- Location: SMP Negeri 3 Sungai Raya, Sungai Raya, Kubu Raya Regency, West Kalimantan, Indonesia
- Date: February 3, 2026
- Target: students and school teachers
- Attack type: Mass stabbing; school stabbing; school bombing; Arson;
- Weapons: Improvised explosive device; knife;
- Deaths: 0
- Injured: 1
- Motive: Far-right ideology; Christchurch mosque shootings copycat crime; Columbine High School massacre copycat crimes;
- Accused: Unnamed 15 year old male

= 2026 Sungai Raya school bombing =

School attack in Indonesia

On the afternoon of February 3, 2026, a Molotov cocktail was thrown at SMP Negeri 3 Sungai Raya, Kubu Raya Regency, West Kalimantan, Indonesia, during recess at around 10:40 a.m. WIB. The incident did not result in any fatalities; only one person suffered minor injuries from shrapnel or debris during the explosion. The alleged perpetrator is a 9th grade student at the school.

== Incident ==
During the school break, when students were eating free nutritious meals, a 9th grade student brought and threw a homemade Molotov cocktail into the school environment. The homemade bomb was a bottle filled with fuel with a cloth wick, and when thrown, it caused sparks and smoke, accompanied by the explosion of several firecrackers that were also activated at the location. There were no fatalities, but one student suffered minor injuries from sparks or debris during the incident.

The school and local residents immediately took initial action to prevent the fire from spreading to the main school building, while the police arrived at the scene, set up a police line, and detained the suspected perpetrator for further investigation. After the incident, the National Police's Anti-terror Densus 88 Anti-terror Team together with related officers found six additional bottles of Molotov cocktails as well as other evidence such as five portable gas with firecrackers, nails, and knives. The bomber reportedly went crazy after his action.

== Suspected ==
The suspect is a 9th-grade student at the school. He enjoys playing shooting games and dreams of becoming a mechanic. The police have secured the perpetrator for further investigation at the Kubu Raya Police. From the results of the initial investigation by the authorities, the perpetrator was exposed to violent content through an online community called "True Crime Community" (TCC), and the alleged relationship between this behavior and psychological pressure including experiences of bullying is being investigated; Investigators are still investigating the full background and motive.

In his daily school life, the alleged perpetrator behaved like a typical student. However, he is suspected of experiencing psychological stress due to a number of issues possibly related to his actions.
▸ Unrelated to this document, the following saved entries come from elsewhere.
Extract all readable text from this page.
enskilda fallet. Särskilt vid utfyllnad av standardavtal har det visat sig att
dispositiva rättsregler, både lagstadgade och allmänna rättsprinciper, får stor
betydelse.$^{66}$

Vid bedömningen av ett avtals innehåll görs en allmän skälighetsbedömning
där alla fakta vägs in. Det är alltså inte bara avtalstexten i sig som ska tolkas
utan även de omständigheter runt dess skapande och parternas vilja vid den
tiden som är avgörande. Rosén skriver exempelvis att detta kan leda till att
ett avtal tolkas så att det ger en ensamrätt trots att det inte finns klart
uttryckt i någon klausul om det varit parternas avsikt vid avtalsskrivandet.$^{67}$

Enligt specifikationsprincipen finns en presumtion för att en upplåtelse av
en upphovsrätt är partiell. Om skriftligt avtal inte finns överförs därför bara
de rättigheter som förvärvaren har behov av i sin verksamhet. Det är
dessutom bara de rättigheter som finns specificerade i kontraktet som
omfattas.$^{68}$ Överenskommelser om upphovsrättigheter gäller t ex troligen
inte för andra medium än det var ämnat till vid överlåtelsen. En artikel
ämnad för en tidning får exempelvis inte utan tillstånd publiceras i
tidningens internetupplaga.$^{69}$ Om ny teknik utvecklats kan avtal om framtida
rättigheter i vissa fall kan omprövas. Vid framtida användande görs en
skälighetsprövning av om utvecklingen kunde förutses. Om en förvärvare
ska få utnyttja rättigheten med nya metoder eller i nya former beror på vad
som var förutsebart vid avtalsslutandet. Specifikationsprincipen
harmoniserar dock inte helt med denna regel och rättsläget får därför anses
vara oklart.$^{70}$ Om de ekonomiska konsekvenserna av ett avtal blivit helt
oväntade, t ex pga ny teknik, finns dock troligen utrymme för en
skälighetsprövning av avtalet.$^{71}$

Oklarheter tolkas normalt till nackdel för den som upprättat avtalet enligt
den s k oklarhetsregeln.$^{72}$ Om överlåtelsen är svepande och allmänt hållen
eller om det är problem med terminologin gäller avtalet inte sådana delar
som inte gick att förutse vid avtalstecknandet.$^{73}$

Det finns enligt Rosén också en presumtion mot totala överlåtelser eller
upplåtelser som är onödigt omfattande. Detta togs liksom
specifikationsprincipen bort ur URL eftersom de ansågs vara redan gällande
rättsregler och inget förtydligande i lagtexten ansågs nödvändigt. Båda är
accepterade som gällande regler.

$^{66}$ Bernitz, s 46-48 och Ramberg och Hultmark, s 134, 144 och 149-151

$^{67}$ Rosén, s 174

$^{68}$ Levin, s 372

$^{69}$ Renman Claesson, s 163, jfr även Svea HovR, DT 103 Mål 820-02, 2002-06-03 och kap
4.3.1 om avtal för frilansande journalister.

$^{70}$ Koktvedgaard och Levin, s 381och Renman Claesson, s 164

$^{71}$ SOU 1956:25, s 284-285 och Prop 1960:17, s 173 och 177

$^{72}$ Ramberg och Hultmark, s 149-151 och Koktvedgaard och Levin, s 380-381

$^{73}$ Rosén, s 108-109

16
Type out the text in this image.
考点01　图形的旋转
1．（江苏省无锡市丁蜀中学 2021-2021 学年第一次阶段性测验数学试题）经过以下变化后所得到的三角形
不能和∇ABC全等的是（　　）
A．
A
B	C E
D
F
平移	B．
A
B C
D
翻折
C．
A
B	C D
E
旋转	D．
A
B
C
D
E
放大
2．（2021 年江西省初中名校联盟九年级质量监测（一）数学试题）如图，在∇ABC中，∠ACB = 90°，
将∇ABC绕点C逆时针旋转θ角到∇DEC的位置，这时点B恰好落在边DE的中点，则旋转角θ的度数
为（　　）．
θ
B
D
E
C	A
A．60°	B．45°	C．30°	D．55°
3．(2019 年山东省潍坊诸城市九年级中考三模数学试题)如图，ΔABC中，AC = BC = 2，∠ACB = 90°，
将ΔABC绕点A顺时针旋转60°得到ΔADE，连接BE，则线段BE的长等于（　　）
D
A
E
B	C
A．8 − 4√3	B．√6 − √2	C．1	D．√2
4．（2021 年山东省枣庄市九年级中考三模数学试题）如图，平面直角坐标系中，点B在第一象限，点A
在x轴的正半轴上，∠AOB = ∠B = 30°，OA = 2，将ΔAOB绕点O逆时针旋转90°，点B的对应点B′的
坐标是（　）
Previously, the alleged perpetrator had been under police surveillance, but this surveillance was no longer as intensive as problems within the family.

=== Investigation ===
He carried a bag in which, in his backpack, there were various symbols, numerology (possibly the number of kills from various mass murder events), sigils, and the names of previous school attackers such as Adam Lanza, Seung-Hui Cho, Salvador Rolando Ramos, and Timur Bekmansurov, Pulse nightclub shooter Omar Mateen, incel-misogynist killer Elliot Rodger, Las Vegas attacker Stephen Paddock, and Brenton Tarrant.

Besides these names, there are also other inscriptions, namely #ZeroDay and TCC. Zero Day refers to a film about school shootings, while TCC stands for "True Crime Community," an online community associated with the spread of violent and extremist content.